Akcja książki jest dziwnie zarysowana. Brakuje mi jednego głównego motywu, który łączyłby ze sobą poszczególne wątki. Wydają mi się one być oderwane od siebie i do samego końca nie wiadomo, do czego zmierza cała fabuła. Do tego dochodzą fragmenty, w których zupełnie nic się nie dzieje, przeplatające się z tymi, w których akcja pędzi i nie ogląda się za siebie. Ale dokąd? No właśnie. Nie wiem, czy autorowi przyświecał jakiś pomysł na zamknięcie tej powieści w konkretnych ramach, czy po prostu chciał pokazać historię 307 Dywizjonu na przykładzie luźnie dobranych wydarzeń.

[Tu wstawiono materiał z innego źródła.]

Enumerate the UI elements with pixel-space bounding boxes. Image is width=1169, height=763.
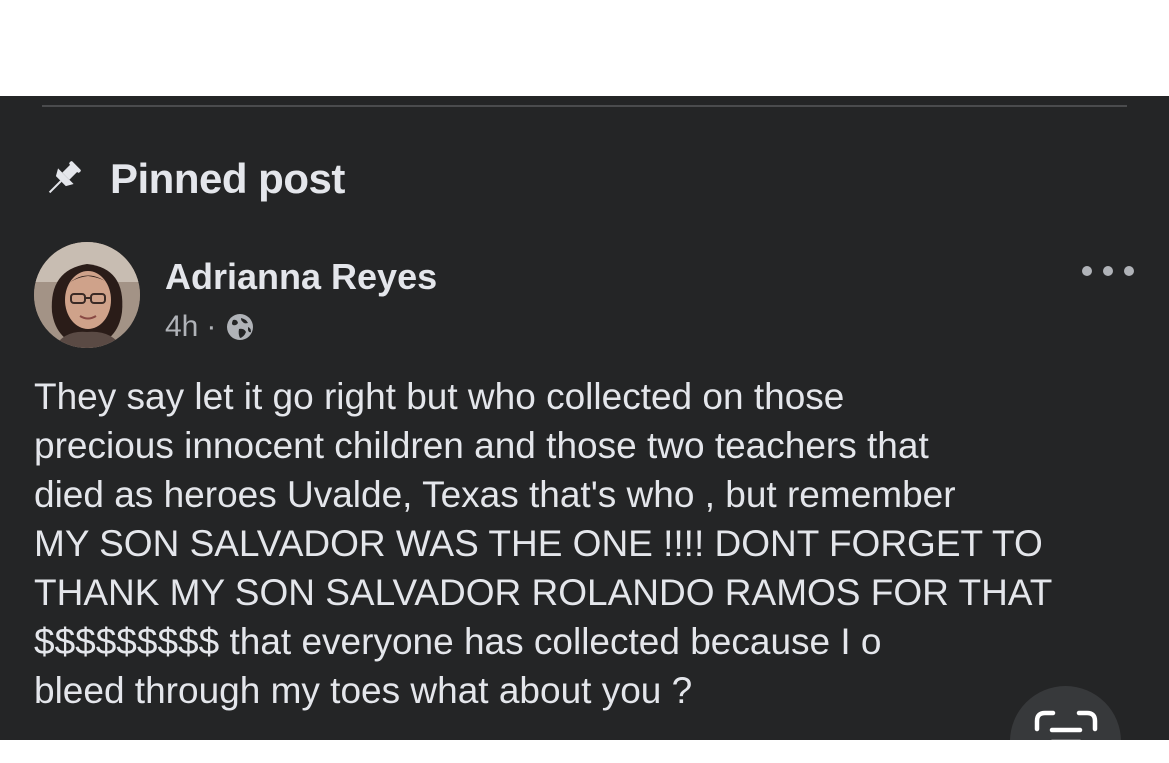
- more-options-icon: [1103, 266, 1113, 276]
- author-name[interactable]: Adrianna Reyes: [165, 256, 437, 298]
- more-options-button[interactable]: [1082, 258, 1134, 284]
- meta-separator: ·: [206, 310, 217, 343]
- pinned-post-label: Pinned post: [110, 155, 345, 202]
- pin-icon: [48, 161, 81, 194]
- post-body-text: They say let it go right but who collect…: [34, 376, 1053, 711]
- post-meta: 4h ·: [165, 310, 256, 344]
- globe-icon: [227, 314, 254, 340]
- divider: [42, 105, 1127, 107]
- pinned-post-card: Pinned post Adrianna Reyes 4h · They say…: [0, 96, 1169, 740]
- bottom-margin: [0, 740, 1169, 763]
- more-options-icon: [1082, 266, 1092, 276]
- post-timestamp[interactable]: 4h: [165, 310, 198, 344]
- pinned-post-header: Pinned post: [40, 154, 345, 204]
- top-margin: [0, 0, 1169, 96]
- more-options-icon: [1124, 266, 1134, 276]
- text-scan-icon: [1034, 710, 1097, 740]
- avatar[interactable]: [34, 242, 140, 348]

Ewidentnie widać, że Turkusowe szale były pisane jakiś czas temu. Porównując je do nowszych książek Mroza, widać duży progres, jaki autor zrobił na przestrzeni lat. Powieści nie polecam osobom, które nie obcują i nie lubią spoufalać się z historią. Będzie to dla was droga przez mękę. Za to jeśli lubicie wątki lotników i szukacie czegoś na miarę Dywizjonu 303, to śmiało możecie dać tej książce szansę.
Niezaprzeczalnym plusem jest zakończenie. Nie tak porywające jak przy innych dziełach Remigiusza Mroza, ale już tutaj widać, że autor powoli zaczynał uczyć się łamać serca swoich czytelników ostatnimi stronami.